Critics have observed that McEwan likes to slice time into “before” and “after” segments by building his plots around a decisive event. Here he delicately transfers the task to Roland, who is ever scrambling to identify his own turning point. That passivity, for example — is it the outcome of Miriam’s early meddling? The eternal inability to thrive — could it originate in Alissa’s abandonment? Did one barbaric woman sketch a blueprint for the second? His attempt to reconcile causes with effects is a consummate failure.

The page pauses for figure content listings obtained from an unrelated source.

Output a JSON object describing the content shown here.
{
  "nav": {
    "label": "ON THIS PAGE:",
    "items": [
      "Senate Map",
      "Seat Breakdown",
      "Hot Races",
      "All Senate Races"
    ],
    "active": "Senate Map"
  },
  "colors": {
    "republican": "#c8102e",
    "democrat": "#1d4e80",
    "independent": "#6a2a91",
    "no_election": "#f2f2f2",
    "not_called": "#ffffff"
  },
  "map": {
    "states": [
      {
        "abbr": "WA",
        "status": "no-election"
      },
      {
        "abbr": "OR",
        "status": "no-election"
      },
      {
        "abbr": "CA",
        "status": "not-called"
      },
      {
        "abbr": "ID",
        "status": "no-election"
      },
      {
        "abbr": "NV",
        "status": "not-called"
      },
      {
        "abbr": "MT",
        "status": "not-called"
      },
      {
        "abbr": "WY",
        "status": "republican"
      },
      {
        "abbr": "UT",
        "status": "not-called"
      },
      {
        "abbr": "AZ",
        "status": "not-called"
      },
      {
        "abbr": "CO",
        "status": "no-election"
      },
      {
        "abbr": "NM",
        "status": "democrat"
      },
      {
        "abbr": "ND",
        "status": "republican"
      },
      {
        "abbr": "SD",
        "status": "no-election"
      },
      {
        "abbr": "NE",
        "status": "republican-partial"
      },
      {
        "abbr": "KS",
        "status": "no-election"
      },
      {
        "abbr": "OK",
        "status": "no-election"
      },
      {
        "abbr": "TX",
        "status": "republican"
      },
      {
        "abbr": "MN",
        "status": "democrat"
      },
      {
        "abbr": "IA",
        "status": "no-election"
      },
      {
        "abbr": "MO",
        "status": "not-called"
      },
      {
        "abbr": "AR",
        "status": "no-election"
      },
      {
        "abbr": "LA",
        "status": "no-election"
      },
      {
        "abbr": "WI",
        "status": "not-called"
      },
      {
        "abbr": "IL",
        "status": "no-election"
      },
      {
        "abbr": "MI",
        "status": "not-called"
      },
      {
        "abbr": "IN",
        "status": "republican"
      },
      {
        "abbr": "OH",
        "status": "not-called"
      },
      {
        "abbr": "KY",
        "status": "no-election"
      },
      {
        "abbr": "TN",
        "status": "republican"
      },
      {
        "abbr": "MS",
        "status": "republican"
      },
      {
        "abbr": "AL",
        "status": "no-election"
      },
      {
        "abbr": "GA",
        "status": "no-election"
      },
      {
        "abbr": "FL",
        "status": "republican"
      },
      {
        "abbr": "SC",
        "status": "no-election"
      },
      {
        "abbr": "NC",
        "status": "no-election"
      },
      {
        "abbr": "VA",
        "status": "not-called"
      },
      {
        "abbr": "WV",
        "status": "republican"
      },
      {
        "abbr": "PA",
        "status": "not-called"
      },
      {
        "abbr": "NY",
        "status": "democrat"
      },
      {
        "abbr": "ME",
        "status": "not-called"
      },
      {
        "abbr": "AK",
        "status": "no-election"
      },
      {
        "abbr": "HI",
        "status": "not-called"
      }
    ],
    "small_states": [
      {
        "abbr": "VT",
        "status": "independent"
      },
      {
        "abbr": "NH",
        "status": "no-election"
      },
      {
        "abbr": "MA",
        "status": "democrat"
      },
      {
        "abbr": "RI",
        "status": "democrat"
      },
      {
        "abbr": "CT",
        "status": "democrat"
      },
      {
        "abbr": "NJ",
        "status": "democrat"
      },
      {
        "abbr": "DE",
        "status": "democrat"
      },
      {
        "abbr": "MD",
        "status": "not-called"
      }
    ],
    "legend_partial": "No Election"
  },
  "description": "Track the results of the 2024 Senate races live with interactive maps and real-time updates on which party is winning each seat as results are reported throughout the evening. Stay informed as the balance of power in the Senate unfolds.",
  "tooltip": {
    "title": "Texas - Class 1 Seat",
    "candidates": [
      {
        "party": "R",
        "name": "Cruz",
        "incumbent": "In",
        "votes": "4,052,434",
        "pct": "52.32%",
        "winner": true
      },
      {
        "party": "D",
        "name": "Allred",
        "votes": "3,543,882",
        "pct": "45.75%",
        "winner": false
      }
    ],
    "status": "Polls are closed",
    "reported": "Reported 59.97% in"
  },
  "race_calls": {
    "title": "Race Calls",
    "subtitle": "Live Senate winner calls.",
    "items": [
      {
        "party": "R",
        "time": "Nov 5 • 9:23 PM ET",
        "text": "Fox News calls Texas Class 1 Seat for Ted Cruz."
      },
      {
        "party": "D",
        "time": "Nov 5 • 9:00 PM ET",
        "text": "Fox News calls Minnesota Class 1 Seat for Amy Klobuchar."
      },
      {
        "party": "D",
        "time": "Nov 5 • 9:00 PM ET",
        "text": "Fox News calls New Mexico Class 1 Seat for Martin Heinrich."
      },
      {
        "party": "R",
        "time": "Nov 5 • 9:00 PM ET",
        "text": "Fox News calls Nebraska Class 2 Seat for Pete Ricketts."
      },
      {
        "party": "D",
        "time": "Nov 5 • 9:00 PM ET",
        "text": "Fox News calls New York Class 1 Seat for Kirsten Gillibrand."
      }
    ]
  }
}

One way to read “Lessons” is as a self-repudiation of the maneuver at which McEwan has become virtuosic. More authors should repudiate their virtuosity. The results are exciting.
Decades after Roland’s last sighting of Miriam, a police officer appears at his door. “A whole new culture” has arisen, the cop explains. Miriam could go to jail for her crimes. But Roland isn’t sure the proposed punishment fits the crime. His mind is a “tipping falling tumult” of contrary notions: The relationship provided joy and erotic purpose; it corrupted him; he was complicit; no, not complicit — complicity is shorthand for a victim’s customary self-blame. Did Miriam destroy him? Was it possible to be destroyed and not know it?
And, title in mind, what lessons has Roland learned? From women, perhaps not much. From the newspapers, that history’s unfurling exists independent of a novelist’s desire to plot and signify. Lucky, then, that Roland has McEwan on his side.